By Nate Raymond
BOSTON (Reuters) - United Therapeutics Corp will pay $210 million to resolve U.S. claims that the drugmaker used a charity as a conduit to illegally cover Medicare patients' out-of-pocket drug costs in order to eliminate price sensitivity and to boost sales.
The U.S. Attorney's Office in Massachusetts on Wednesday announced the settlement, one of the first to emerge from an industry-wide investigation into pharmaceutical companies' financial support of patient-assistance charities.
Drug companies are prohibited from subsidizing co-payments for patients enrolled in the government healthcare program Medicare. But companies may donate to non-profits providing co-pay assistance as long as they are independent.
Amid increased attention to rising drug prices in the United States, concern has arisen that donations from drugmakers to patient-assistance groups may be contributing to price inflation.
More than a dozen other companies including Pfizer Inc , Johnson & Johnson, and Jazz Pharmaceuticals Plc have been subpoenaed for information related to their support of patient-assistance charities.
Wednesday's settlement centered on donations that United Therapeutics made to Caring Voice Coalition, a Mechanicsville, Virginia-based foundation that says its aim is to improve the lives of patients with chronic illnesses.

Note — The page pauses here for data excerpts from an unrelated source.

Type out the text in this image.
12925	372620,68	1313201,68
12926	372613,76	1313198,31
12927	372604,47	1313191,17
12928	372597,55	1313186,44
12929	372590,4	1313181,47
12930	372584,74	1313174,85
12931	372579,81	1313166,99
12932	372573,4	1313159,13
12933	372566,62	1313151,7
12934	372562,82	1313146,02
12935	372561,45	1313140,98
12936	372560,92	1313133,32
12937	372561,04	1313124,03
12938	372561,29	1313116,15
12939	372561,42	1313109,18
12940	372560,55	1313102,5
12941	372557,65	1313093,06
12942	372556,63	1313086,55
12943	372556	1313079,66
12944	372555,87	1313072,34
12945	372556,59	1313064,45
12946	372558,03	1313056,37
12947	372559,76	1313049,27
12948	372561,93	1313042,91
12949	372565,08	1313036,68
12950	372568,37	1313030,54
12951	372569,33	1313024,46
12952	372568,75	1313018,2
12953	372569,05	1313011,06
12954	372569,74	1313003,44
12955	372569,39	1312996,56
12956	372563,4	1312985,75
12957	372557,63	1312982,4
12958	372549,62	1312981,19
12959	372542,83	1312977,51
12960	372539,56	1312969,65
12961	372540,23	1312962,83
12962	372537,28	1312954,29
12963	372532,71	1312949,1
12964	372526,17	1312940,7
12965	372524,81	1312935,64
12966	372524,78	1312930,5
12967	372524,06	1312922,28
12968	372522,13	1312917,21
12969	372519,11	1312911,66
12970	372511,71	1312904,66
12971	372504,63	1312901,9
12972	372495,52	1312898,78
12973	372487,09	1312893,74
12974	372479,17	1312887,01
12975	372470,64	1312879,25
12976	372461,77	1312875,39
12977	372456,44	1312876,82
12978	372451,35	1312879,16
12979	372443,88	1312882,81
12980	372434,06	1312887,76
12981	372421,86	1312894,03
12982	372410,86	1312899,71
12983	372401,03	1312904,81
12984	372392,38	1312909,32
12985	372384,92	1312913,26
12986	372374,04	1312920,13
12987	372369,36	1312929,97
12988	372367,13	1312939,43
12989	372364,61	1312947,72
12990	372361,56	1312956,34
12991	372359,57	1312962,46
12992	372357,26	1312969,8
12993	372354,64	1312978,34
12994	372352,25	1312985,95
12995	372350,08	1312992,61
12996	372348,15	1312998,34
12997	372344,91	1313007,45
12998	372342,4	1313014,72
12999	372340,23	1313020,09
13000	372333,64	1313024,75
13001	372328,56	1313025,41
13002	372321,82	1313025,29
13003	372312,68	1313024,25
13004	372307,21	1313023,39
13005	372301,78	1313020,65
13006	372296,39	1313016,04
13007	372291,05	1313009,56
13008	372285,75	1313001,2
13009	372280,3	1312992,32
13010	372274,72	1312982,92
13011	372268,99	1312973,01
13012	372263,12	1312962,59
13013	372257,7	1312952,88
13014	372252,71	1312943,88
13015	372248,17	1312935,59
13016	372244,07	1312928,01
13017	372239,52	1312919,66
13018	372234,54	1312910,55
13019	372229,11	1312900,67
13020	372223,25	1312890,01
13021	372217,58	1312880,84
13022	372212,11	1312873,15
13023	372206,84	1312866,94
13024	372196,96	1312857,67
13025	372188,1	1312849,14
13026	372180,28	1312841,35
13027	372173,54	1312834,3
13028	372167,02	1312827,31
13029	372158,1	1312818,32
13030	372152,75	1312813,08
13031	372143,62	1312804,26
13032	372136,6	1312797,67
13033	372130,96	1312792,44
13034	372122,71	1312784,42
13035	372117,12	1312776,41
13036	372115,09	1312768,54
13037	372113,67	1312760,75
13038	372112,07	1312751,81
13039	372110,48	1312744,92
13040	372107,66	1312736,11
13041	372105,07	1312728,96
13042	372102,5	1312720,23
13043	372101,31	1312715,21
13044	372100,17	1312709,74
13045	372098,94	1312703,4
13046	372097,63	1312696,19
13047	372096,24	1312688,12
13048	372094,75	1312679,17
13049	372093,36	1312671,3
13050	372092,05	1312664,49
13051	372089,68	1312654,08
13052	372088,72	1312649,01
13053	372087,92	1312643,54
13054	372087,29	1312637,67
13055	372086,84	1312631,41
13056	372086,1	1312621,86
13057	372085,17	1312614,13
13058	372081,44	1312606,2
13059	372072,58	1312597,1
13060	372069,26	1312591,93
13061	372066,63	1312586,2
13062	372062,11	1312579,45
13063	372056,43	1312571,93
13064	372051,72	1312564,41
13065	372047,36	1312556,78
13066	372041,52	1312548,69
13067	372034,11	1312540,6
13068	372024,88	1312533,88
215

The government said that from 2010 to 2014, United Therapeutics used the charity as a means to cover the co-pay obligations of thousands of Medicare patients taking drugs to treat high pulmonary blood pressure called Adcirca, Remodulin, Tyvaso and Orenitram.
According to the settlement agreement, United Therapeutics routinely obtained data from the charity about how many patients on United Therapeutics' drugs it assisted, which the drugmaker used to decide how much to donate.

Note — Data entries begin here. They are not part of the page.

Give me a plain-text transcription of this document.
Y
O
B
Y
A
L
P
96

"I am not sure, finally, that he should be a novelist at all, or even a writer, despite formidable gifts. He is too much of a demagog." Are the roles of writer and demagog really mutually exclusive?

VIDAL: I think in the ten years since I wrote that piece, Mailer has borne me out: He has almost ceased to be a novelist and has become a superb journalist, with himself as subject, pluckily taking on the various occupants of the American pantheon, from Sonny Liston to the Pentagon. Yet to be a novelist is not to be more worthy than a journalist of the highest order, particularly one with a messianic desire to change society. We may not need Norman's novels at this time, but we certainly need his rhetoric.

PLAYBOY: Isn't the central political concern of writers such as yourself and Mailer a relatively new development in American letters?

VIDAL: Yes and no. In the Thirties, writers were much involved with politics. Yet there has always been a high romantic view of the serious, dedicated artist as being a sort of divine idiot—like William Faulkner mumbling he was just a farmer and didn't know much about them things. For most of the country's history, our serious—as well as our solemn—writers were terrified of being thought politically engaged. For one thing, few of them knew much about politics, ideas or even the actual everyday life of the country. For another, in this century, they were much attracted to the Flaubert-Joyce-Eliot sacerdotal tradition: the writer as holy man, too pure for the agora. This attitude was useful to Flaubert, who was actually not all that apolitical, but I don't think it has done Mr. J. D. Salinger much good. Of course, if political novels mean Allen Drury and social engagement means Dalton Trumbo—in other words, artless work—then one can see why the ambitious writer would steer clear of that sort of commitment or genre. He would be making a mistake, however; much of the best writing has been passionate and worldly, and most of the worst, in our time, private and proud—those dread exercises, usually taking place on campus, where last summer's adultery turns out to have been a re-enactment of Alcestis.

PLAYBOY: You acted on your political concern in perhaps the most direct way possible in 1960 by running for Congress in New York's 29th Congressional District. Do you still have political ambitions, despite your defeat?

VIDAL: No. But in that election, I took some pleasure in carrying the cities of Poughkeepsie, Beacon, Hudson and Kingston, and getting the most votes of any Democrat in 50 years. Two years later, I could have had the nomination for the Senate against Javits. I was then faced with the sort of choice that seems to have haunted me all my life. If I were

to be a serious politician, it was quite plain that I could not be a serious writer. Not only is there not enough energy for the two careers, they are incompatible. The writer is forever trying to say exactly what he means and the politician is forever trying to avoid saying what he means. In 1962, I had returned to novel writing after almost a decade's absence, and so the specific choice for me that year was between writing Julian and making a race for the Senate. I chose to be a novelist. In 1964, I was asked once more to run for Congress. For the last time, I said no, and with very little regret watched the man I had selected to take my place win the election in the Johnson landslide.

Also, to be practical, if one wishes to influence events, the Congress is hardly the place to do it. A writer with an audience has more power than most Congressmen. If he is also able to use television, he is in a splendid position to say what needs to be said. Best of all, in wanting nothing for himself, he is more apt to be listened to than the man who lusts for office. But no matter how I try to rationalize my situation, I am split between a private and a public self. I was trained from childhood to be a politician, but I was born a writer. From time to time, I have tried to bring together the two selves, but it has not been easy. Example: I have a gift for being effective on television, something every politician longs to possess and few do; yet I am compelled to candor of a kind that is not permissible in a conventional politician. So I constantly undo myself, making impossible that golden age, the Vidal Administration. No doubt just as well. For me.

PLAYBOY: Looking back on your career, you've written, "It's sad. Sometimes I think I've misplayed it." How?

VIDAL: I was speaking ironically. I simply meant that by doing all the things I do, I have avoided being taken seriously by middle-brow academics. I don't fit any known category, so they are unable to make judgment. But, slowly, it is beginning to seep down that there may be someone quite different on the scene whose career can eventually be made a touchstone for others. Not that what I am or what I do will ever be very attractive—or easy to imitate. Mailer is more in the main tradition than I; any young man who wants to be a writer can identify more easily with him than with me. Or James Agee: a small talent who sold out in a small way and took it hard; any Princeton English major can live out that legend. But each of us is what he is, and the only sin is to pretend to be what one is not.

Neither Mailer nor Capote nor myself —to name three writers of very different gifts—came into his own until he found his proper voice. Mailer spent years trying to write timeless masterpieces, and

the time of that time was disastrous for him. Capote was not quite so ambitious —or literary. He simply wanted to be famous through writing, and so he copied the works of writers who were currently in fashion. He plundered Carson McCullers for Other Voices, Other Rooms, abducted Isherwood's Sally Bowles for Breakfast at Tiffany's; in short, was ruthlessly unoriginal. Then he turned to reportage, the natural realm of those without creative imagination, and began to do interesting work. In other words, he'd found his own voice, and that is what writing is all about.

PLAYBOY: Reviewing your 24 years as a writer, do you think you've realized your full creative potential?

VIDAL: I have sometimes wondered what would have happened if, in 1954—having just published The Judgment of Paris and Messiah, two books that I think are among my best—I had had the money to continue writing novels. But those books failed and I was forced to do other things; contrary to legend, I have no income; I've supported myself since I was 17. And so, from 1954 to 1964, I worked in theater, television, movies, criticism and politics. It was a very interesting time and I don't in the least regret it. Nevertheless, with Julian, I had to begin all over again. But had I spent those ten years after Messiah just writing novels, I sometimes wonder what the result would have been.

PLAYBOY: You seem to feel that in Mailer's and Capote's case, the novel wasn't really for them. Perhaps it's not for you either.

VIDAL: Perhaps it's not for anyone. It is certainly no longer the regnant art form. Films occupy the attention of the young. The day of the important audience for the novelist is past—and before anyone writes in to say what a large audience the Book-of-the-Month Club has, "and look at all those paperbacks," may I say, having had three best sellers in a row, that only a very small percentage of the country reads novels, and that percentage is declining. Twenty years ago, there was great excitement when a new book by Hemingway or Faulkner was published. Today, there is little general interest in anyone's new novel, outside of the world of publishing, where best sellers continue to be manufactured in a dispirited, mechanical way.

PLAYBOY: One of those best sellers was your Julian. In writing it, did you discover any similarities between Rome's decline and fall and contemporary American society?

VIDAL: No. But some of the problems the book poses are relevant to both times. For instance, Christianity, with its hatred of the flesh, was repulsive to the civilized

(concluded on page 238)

United Therapeutics, based in Silver Spring, Maryland, previously disclosed in July that it had set aside $210 million amid talks to resolve the investigation.
Andrew Fisher, a company spokesman, said United Therapeutics was glad to have the investigation behind it so that it could return its focus on developing life-saving treatments.

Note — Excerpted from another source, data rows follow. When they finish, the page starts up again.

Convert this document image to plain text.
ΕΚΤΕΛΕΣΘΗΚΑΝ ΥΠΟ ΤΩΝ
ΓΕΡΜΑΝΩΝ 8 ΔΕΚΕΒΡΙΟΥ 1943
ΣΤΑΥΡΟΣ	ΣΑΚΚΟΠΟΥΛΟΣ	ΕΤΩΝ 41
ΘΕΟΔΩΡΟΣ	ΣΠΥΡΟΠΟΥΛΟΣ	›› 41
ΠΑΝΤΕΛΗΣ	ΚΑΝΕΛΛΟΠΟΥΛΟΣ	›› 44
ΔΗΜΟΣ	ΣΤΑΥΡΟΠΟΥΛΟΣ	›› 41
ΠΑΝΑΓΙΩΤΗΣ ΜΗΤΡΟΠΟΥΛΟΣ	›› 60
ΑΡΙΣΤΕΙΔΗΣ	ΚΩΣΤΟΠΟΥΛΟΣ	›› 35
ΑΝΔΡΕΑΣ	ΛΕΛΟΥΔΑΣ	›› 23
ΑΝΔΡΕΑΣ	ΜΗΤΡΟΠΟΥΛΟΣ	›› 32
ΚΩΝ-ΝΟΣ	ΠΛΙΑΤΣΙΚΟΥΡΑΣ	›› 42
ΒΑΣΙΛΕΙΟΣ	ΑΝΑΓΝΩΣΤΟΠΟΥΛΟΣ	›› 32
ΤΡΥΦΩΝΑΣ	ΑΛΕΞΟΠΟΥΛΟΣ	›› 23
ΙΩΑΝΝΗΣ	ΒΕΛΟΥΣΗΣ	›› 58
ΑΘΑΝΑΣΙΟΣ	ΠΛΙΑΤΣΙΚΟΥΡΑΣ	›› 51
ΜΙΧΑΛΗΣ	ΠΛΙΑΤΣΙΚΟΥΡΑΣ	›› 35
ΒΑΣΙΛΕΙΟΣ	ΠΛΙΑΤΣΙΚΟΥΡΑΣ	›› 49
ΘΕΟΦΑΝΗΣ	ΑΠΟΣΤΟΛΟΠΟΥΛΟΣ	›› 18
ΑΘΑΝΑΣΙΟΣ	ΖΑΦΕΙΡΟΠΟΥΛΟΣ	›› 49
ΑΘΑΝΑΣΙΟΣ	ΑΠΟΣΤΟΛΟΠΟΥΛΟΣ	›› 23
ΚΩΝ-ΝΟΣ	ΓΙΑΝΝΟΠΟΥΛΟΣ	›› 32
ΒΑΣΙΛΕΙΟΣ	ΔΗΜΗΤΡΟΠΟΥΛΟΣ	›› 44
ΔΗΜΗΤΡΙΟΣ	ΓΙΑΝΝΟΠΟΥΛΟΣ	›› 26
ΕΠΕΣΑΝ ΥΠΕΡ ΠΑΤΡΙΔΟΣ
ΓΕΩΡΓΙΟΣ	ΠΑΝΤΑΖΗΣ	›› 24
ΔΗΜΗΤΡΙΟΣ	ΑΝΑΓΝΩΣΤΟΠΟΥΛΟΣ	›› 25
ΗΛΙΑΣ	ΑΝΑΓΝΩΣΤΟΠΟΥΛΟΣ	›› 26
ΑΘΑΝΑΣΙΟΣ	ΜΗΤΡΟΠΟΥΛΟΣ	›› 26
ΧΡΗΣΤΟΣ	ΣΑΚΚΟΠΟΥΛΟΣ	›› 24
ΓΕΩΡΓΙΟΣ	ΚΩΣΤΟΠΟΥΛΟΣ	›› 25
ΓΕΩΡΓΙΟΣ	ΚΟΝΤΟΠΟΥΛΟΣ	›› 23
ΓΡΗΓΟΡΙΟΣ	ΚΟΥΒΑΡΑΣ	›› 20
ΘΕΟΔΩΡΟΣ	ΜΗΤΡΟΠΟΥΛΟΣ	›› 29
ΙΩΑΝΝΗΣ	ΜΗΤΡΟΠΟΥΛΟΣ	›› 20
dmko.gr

The settlement came after the U.S. Department of Health and Human Services' Office of Inspector General last month notified Caring Voice Coalition that it would rescind the charity's 2006 authorization.
The decision stemmed from a finding that the charity allowed donors improper influence and provided one or more drugmakers data that could allow them to correlate their donations to the number of prescriptions it subsidized.
Caring Voice Coalition did not immediately respond to a request for comment. It has said it is evaluating options and will announce a decision about its future in January.